Lawyers are seeking the new evidentiary hearing from the Oklahoma Court of Criminal Appeals, claiming that prosecutors in the Oklahoma County District Attorney's Office also destroyed evidence.
"Rich Glossip is a nobody. He's not some powerful person. He's just like all the rest of us," Don Knight, an attorney for Glossip, said at a news conference. "This is what the government can do when they're allowed to run amok."
Most recently, in a high-profile case against Adnan Syed, whose arrest and conviction in the 1999 murder of a former high school girlfriend was chronicled in the hit podcast "Serial," prosecutors in Baltimore cited Brady violations made by prosecutors at his trial among the reasons he deserved to be freed. A judge on Monday found the evidence compelling enough to vacate Syed's murder conviction.
Glossip was set to be executed Thursday, but in August was granted a 60-day reprieve by Gov. Kevin Stitt, a Republican, while an appeals court reviews his case based on the report's initial findings. A clemency hearing is scheduled for Nov. 9.
A review of the case against Glossip has received bipartisan support in Oklahoma.
In August, more than five dozen Democratic and Republican state lawmakers signed a letter urging state Attorney General John O'Connor, a Republican, to agree to an evidentiary hearing.
O'Connor responded that it is up to the courts, but reiterated that "multiple courts have reviewed this evidence and determined that the jury that convicted Glossip and sentenced him to death did so in full accordance with the law." Glossip's original conviction was overturned on appeal, but a second jury found him guilty in 2004.
O'Connor said in a statement Thursday that he believes Sneed used the word "recant" in reference to "his hope to negotiate a shorter prison term in exchange for his testimony at Glossip’s second trial — but that never happened."
Reed Smith investigators have released other information discovered in the case in recent months, including a letter written by Sneed in 2007 to his lawyer in which he says he has "somethings I need to clean up" and "it was a mistake reliving this."
O'Connor said he remains unconvinced, and that the only information in the case that Glossip's defense team could not review were "work product materials" protected by law.
"It is disappointing that Glossip's supporters are criticizing law enforcement, prosecutors, juries, and judges in an attempt to distract the public from the evidence beyond a reasonable doubt of Glossip's guilt," O'Connor said.
Glossip has escaped the death chamber multiple times as he appealed his case, including in September 2015, when then-Oklahoma Gov.

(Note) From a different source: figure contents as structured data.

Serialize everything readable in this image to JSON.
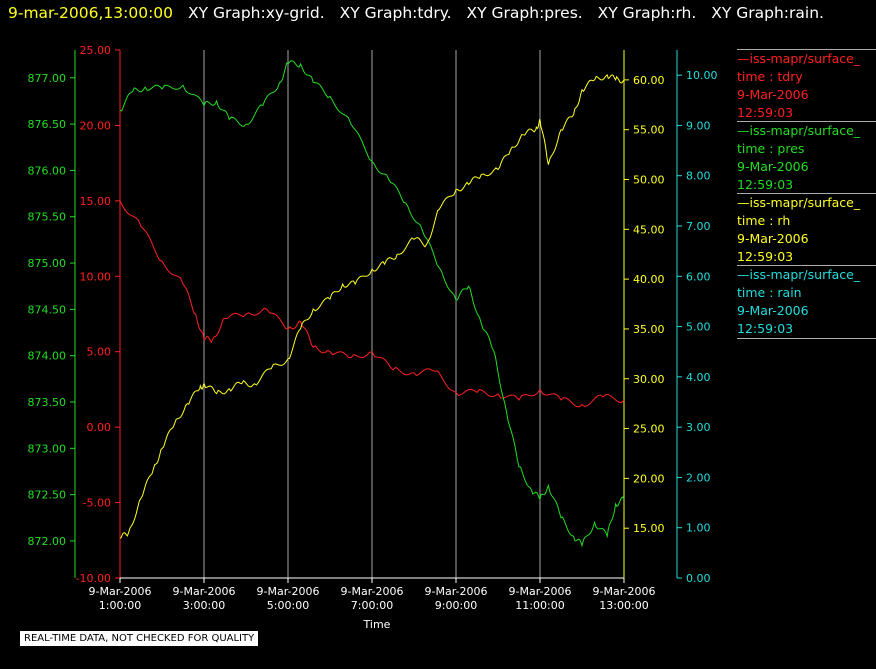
{
  "header": {
    "timestamp": "9-mar-2006,13:00:00",
    "graph_names": [
      "XY Graph:xy-grid.",
      "XY Graph:tdry.",
      "XY Graph:pres.",
      "XY Graph:rh.",
      "XY Graph:rain."
    ]
  },
  "colors": {
    "tdry": "#ff2020",
    "pres": "#22dd22",
    "rh": "#ffff22",
    "rain": "#22dddd",
    "timestamp": "#ffff22",
    "grid": "#cccccc"
  },
  "legend": [
    {
      "series": "tdry",
      "name": "iss-mapr/surface_",
      "line1": "time : tdry",
      "line2": "9-Mar-2006",
      "line3": "12:59:03"
    },
    {
      "series": "pres",
      "name": "iss-mapr/surface_",
      "line1": "time : pres",
      "line2": "9-Mar-2006",
      "line3": "12:59:03"
    },
    {
      "series": "rh",
      "name": "iss-mapr/surface_",
      "line1": "time : rh",
      "line2": "9-Mar-2006",
      "line3": "12:59:03"
    },
    {
      "series": "rain",
      "name": "iss-mapr/surface_",
      "line1": "time : rain",
      "line2": "9-Mar-2006",
      "line3": "12:59:03"
    }
  ],
  "disclaimer": "REAL-TIME DATA, NOT CHECKED FOR QUALITY",
  "chart_data": {
    "type": "line",
    "xlabel": "Time",
    "x_ticks": [
      {
        "date": "9-Mar-2006",
        "time": "1:00:00",
        "hour": 1
      },
      {
        "date": "9-Mar-2006",
        "time": "3:00:00",
        "hour": 3
      },
      {
        "date": "9-Mar-2006",
        "time": "5:00:00",
        "hour": 5
      },
      {
        "date": "9-Mar-2006",
        "time": "7:00:00",
        "hour": 7
      },
      {
        "date": "9-Mar-2006",
        "time": "9:00:00",
        "hour": 9
      },
      {
        "date": "9-Mar-2006",
        "time": "11:00:00",
        "hour": 11
      },
      {
        "date": "9-Mar-2006",
        "time": "13:00:00",
        "hour": 13
      }
    ],
    "xlim": [
      1,
      13
    ],
    "grid": "vertical",
    "axes": {
      "tdry": {
        "ylim": [
          -10,
          25
        ],
        "ticks": [
          "25.00",
          "20.00",
          "15.00",
          "10.00",
          "5.00",
          "0.00",
          "-5.00",
          "-10.00"
        ]
      },
      "pres": {
        "ylim": [
          871.6,
          877.3
        ],
        "ticks": [
          "877.00",
          "876.50",
          "876.00",
          "875.50",
          "875.00",
          "874.50",
          "874.00",
          "873.50",
          "873.00",
          "872.50",
          "872.00"
        ]
      },
      "rh": {
        "ylim": [
          10,
          63
        ],
        "ticks": [
          "60.00",
          "55.00",
          "50.00",
          "45.00",
          "40.00",
          "35.00",
          "30.00",
          "25.00",
          "20.00",
          "15.00"
        ]
      },
      "rain": {
        "ylim": [
          0,
          10.5
        ],
        "ticks": [
          "10.00",
          "9.00",
          "8.00",
          "7.00",
          "6.00",
          "5.00",
          "4.00",
          "3.00",
          "2.00",
          "1.00",
          "0.00"
        ]
      }
    },
    "series": [
      {
        "name": "tdry",
        "x": [
          1.0,
          1.5,
          2.0,
          2.5,
          2.8,
          3.0,
          3.2,
          3.5,
          4.0,
          4.5,
          5.0,
          5.3,
          5.6,
          6.0,
          6.5,
          7.0,
          7.5,
          8.0,
          8.5,
          9.0,
          9.5,
          10.0,
          10.5,
          11.0,
          11.5,
          12.0,
          12.5,
          13.0
        ],
        "y": [
          15.0,
          13.3,
          11.0,
          9.5,
          7.5,
          5.8,
          5.8,
          7.2,
          7.5,
          7.8,
          6.5,
          7.0,
          5.3,
          5.0,
          4.6,
          5.0,
          3.8,
          3.6,
          3.7,
          2.3,
          2.3,
          2.2,
          1.8,
          2.5,
          1.8,
          1.5,
          2.0,
          1.8
        ]
      },
      {
        "name": "pres",
        "x": [
          1.0,
          1.3,
          1.6,
          2.0,
          2.5,
          3.0,
          3.3,
          3.6,
          4.0,
          4.4,
          4.8,
          5.0,
          5.3,
          5.6,
          6.0,
          6.5,
          7.0,
          7.4,
          7.8,
          8.2,
          8.6,
          9.0,
          9.3,
          9.6,
          9.9,
          10.2,
          10.5,
          10.8,
          11.0,
          11.2,
          11.5,
          11.8,
          12.0,
          12.3,
          12.6,
          12.8,
          13.0
        ],
        "y": [
          876.65,
          876.85,
          876.9,
          876.88,
          876.92,
          876.7,
          876.75,
          876.55,
          876.5,
          876.7,
          876.95,
          877.15,
          877.15,
          876.95,
          876.8,
          876.5,
          876.1,
          875.9,
          875.65,
          875.35,
          874.95,
          874.6,
          874.75,
          874.35,
          874.05,
          873.4,
          872.8,
          872.55,
          872.45,
          872.6,
          872.25,
          872.05,
          871.95,
          872.2,
          872.05,
          872.4,
          872.45
        ]
      },
      {
        "name": "rh",
        "x": [
          1.0,
          1.2,
          1.5,
          1.8,
          2.0,
          2.3,
          2.6,
          2.9,
          3.0,
          3.3,
          3.6,
          3.9,
          4.2,
          4.6,
          5.0,
          5.3,
          5.6,
          6.0,
          6.3,
          6.6,
          7.0,
          7.3,
          7.6,
          8.0,
          8.3,
          8.6,
          9.0,
          9.3,
          9.6,
          10.0,
          10.3,
          10.6,
          10.9,
          11.0,
          11.2,
          11.5,
          11.8,
          12.0,
          12.3,
          12.6,
          12.8,
          13.0
        ],
        "y": [
          14.0,
          14.5,
          18.0,
          21.0,
          23.0,
          25.5,
          27.5,
          29.0,
          29.5,
          28.5,
          29.0,
          29.5,
          29.5,
          31.0,
          32.0,
          35.0,
          37.0,
          38.0,
          39.5,
          39.5,
          41.0,
          41.5,
          42.5,
          44.0,
          43.5,
          47.0,
          49.0,
          49.5,
          50.5,
          51.0,
          53.0,
          54.5,
          55.0,
          56.0,
          51.5,
          55.0,
          56.5,
          59.0,
          60.0,
          60.5,
          60.0,
          60.0
        ]
      },
      {
        "name": "rain",
        "x": [
          1.0,
          13.0
        ],
        "y": [
          0.0,
          0.0
        ]
      }
    ]
  }
}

Mary Fallin, a Republican, stayed his execution at the last minute after prison officials tried to go forward with the wrong lethal injection drugs.
The stunning admission was among a wave of botched and bungled executions in Oklahoma in 2014 and 2015, prompting a statewide moratorium on capital punishment that lasted until October 2021.

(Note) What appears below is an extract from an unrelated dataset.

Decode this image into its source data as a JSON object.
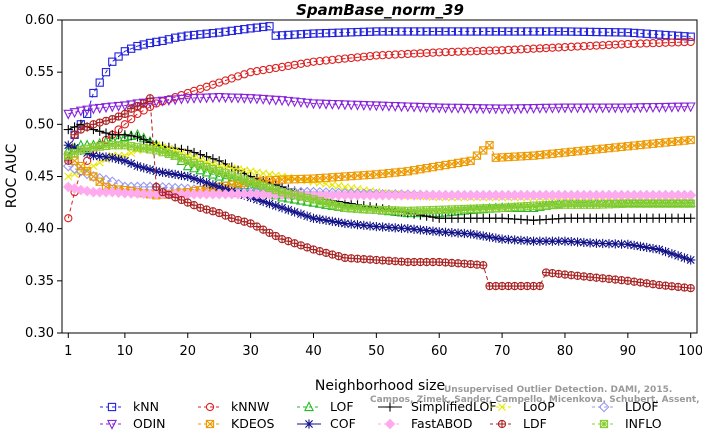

Glossip's case won support from notable names such as actress Susan Sarandon, Pope Francis and Barry Switzer, the popular former football coach at the University of Oklahoma.
State Rep. Kevin McDugle, a Republican, has said that he is so disturbed by the circumstances surrounding Glossip's case that executing him would change his mind on capital punishment.

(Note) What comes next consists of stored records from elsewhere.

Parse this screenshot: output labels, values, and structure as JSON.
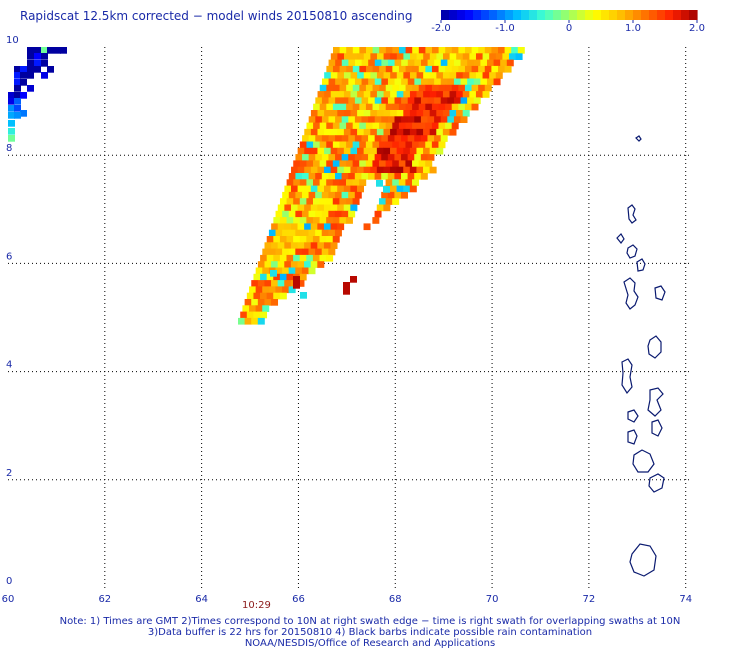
{
  "title": "Rapidscat 12.5km corrected − model winds 20150810 ascending",
  "colorbar": {
    "tick_labels": [
      "-2.0",
      "-1.0",
      "0",
      "1.0",
      "2.0"
    ],
    "colors": [
      "#0000a0",
      "#0000ff",
      "#0060ff",
      "#00c0ff",
      "#40ffd0",
      "#a0ff60",
      "#ffff00",
      "#ffc000",
      "#ff7000",
      "#ff2000",
      "#a00000"
    ]
  },
  "chart_data": {
    "type": "heatmap",
    "title": "Rapidscat 12.5km corrected − model winds 20150810 ascending",
    "x_ticks": [
      "60",
      "62",
      "64",
      "66",
      "68",
      "70",
      "72",
      "74"
    ],
    "y_ticks": [
      "0",
      "2",
      "4",
      "6",
      "8",
      "10"
    ],
    "xlim": [
      60,
      74.5
    ],
    "ylim": [
      0,
      10
    ],
    "value_range": [
      -2.0,
      2.0
    ],
    "grid": true,
    "swath_time": "10:29"
  },
  "notes": {
    "line1": "Note: 1) Times are GMT 2)Times correspond to 10N at right swath edge − time is right swath for overlapping swaths at 10N",
    "line2": "3)Data buffer is 22 hrs for 20150810 4) Black barbs indicate possible rain contamination",
    "line3": "NOAA/NESDIS/Office of Research and Applications"
  },
  "coastline_color": "#0a1a70"
}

"If we put Richard Glossip to death, I will fight in this state to abolish the death penalty, simply because the process is not pure," McDugle told reporters in June.
Van Treese's family could not be reached for comment Thursday. His widow, Donna Van Treese, previously told NBC affiliate KFOR in Oklahoma City that she was ready to see Glossip put to death.
"Would I wish a cruel death on anyone? No," she said. "I'm hoping that it is quick."